Exorcist: Echoes of Crowley
Emergency Exit Escape Rooms
A theatrical haunted-house escape room with strong atmosphere, filmed cutscenes and a clear horror-film feel. The puzzles sound solid rather than showy, so the real reason to go is the immersion, the mood and the confident presentation.

A Cursed House, Well Played
Exorcist: Echoes of Crowley leans hard into atmosphere, and that is exactly where it wins. This is a creepy, story-led horror room with a strong sense of place, using dark lighting, flicker effects, smoke and filmed cutscenes to sell the idea that you have stepped into a cursed house with an hour to spare. It is less about clever novelty in the puzzle design and more about holding your nerve while the story closes in.
The tone sits in that useful middle ground between spooky and properly unnerving. There are jump scares, loud cutscene moments and enough darkness to keep things tense, but it is not pitched as relentless horror. For the right group, that is the attraction. One neat way to put it is that it feels “properly eerie, with cutscenes and atmosphere that pull you straight in.”
The puzzles are broadly familiar rather than wildly inventive, which is not a deal-breaker here because the presentation carries so much of the load. If you enjoy searching carefully, sharing observations and staying organised as a team, the room should flow well enough, and it suits mixed-experience groups who want a guided, cinematic experience rather than a brutal logic test. The real draw is how convincingly it wraps the whole thing in dread.
The hosting and theatrical delivery give it extra weight, and that matters in a room like this. The dry humour around a grim premise helps keep it from feeling one-note, while the story beats make the experience feel more like an unfolding horror film than a sequence of locks and clues. In short, it is “the puzzles are familiar, but the presentation and hosting lift everything.”
If you want a room that earns its scares through mood, staging and commitment, this is well worth attention. If you prefer bright spaces, highly original puzzle machinery or a very gentle scare profile, look elsewhere. For horror-leaning teams, though, it is a strong and memorable pick, provided you are happy with darkness, flicker effects and a setting that does not mess about.

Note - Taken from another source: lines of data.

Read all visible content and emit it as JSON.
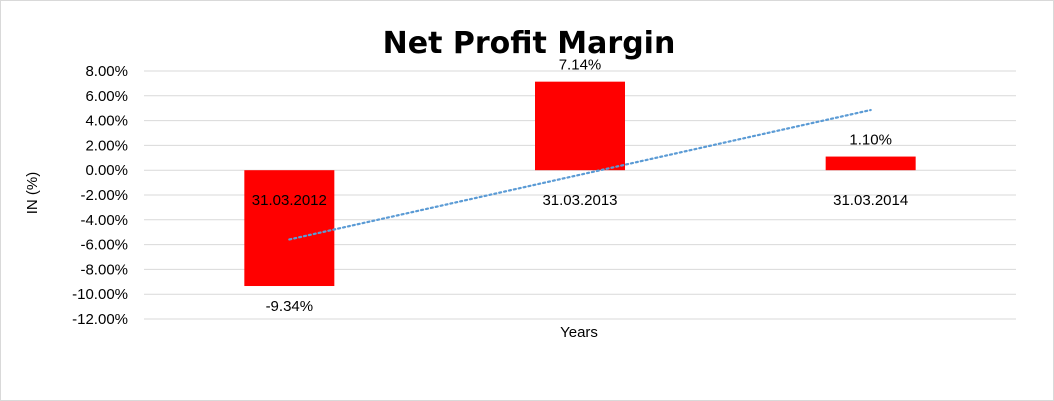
{
  "chart_data": {
    "type": "bar",
    "title": "Net Profit Margin",
    "xlabel": "Years",
    "ylabel": "IN (%)",
    "categories": [
      "31.03.2012",
      "31.03.2013",
      "31.03.2014"
    ],
    "values": [
      -9.34,
      7.14,
      1.1
    ],
    "data_labels": [
      "-9.34%",
      "7.14%",
      "1.10%"
    ],
    "ylim": [
      -12,
      8
    ],
    "y_ticks": [
      8,
      6,
      4,
      2,
      0,
      -2,
      -4,
      -6,
      -8,
      -10,
      -12
    ],
    "y_tick_labels": [
      "8.00%",
      "6.00%",
      "4.00%",
      "2.00%",
      "0.00%",
      "-2.00%",
      "-4.00%",
      "-6.00%",
      "-8.00%",
      "-10.00%",
      "-12.00%"
    ],
    "trendline": {
      "type": "linear",
      "dotted": true
    },
    "grid": true,
    "legend": "none",
    "colors": {
      "bar": "#ff0000",
      "trendline": "#5b9bd5",
      "grid": "#d9d9d9"
    }
  }
}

Exorcist: Echoes of Crowley is strongest as a creepy, story-led horror room rather than a puzzle showcase. The atmosphere, filmed cutscenes and themed presentation carry the experience, while the puzzle work sounds competent and broadly familiar rather than especially inventive.
Properly eerie, with a mood that pulls you straight into the story.
The theatrical delivery gives the room a polished, memorable horror-film quality.
The game master’s dry humour adds welcome bite without undercutting the tension.